La sposa promessa (fill the void): recensione film

FOCUS SU DI UN MATRIMONIO COMBINATO NELLA COMUNITÀ EBREA ULTRAORTODOSSA DI TEL-AVIV

GENERE: drammatico

USCITA: 15 novembre 2012

Esordio alla regia di Rama BurshteinFill The Void-La sposa promessa, film israeliano presentato alla Sessantanovesima Mostra del cinema di Venezia e candidato come miglior film straniero agli Oscar, uscirà nelle sale italiane il 15 novembre.

La storia, ambientata in una Tel Aviv dai contorni sfumati, quasi indefinibile, viene circoscritta all’interno degli ambienti intimi e baroccati di una tradizionale famiglia ebrea ultraortodossa: il capofamiglia è un rabbino, al cui fianco vi è una moglie regina del focolare, due figlie e attorno si sviluppa tutta una fitta rete di legami con gli altri, pronti ad aiutarsi a vicenda. Shira, la piccola di casa, ha raggiunto i 18 anni ed è in età per prendere marito, pertanto le è consentito scegliere tra una rosa di candidati idonei, vagliata prima dai genitori, secondo i  criteri rigorosi imposti dal proprio credo.

L’incontro con il potenziale sposo, un suo coetaneo, avviene al supermercato, dove la ragazza è andata in avanscoperta con la madre. Sua sorella maggiore Ester, invece, è già sposata con Yochai, da cui aspetta un bambino. Sfortunatamente la donna muore, non prima di aver dato alla luce il piccolo. Questa tragedia colpisce gli animi a livello collettivo, tutti si stringono attorno al dolore della famiglia e sono chiamati a celebrare il battesimo del bambino, nella solennità di una funzione religiosa partecipativa, esempio cardine dei tanti momenti di preghiera e unione che scandiscono la vita comunitaria.  

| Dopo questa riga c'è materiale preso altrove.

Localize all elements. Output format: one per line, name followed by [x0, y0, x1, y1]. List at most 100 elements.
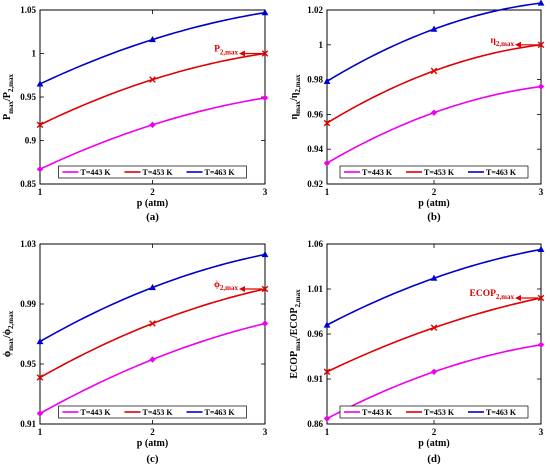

Yochai, rimasto vedovo, è spinto, non solo dalle convenzioni, ma anche dalle necessità, a doversi risposare, poiché il figlio ha bisogno di una madre e lui di una moglie. Così gli viene consigliato di legarsi a una vedova che abita in Belgio. La madre di Shira, all’idea di perdere anche il nipotino, unica gioia rimastale, suggerisce a Yochai di sposare proprio la giovane Shira, che è la donna più prossima alla famiglia e il giovane non sembra affatto dispiaciuto a questa alternativa.

Shira, messa al corrente della decisione che hanno architettato alle sue spalle, impallidisce, vedendo il suo sogno di sempre sgretolarsi sotto il peso di una scelta più grande di lei.  In uno dei frequenti primi piani che indugiano sul suo candore, fa percepire tutto il suo smarrimento, mentre si contempla davanti allo specchio, indossando il tipico copricapo, simbolo distintivo delle donne sposate, che aveva tanto desiderato in maniera esclusiva. 

Alla fine, nonostante il grande dissidio, acconsentirà alle nozze.  In un passaggio del film,  quando il rabbino che deve dare l’approvazione all’unione, interpella la la ragazza su quali siano i suoi veri sentimenti a riguardo, lei risponde che non si tratta di sentimenti ma è semplicemente la scelta più giusta da fare, allora, l’anziano uomo, dall’alto della sua saggezza, replica dicendole che invece “è solo una questione di sentimenti“.

I sentimenti a cui fa accenno, sono riconducibili esclusivamente all’amore che dovrebbe consacrare il vincolo del matrimonio. Eppure quest’amore, dapprima impensabile da concepire, se non come un torto o un gesto impuro, poi via via soffocato per paura di essere ammesso, sarà presente nel petto della ragazza in preda ad un’euforia mista all’agitazione, con indosso il suo vaporoso abito bianco, nel tanto atteso giorno.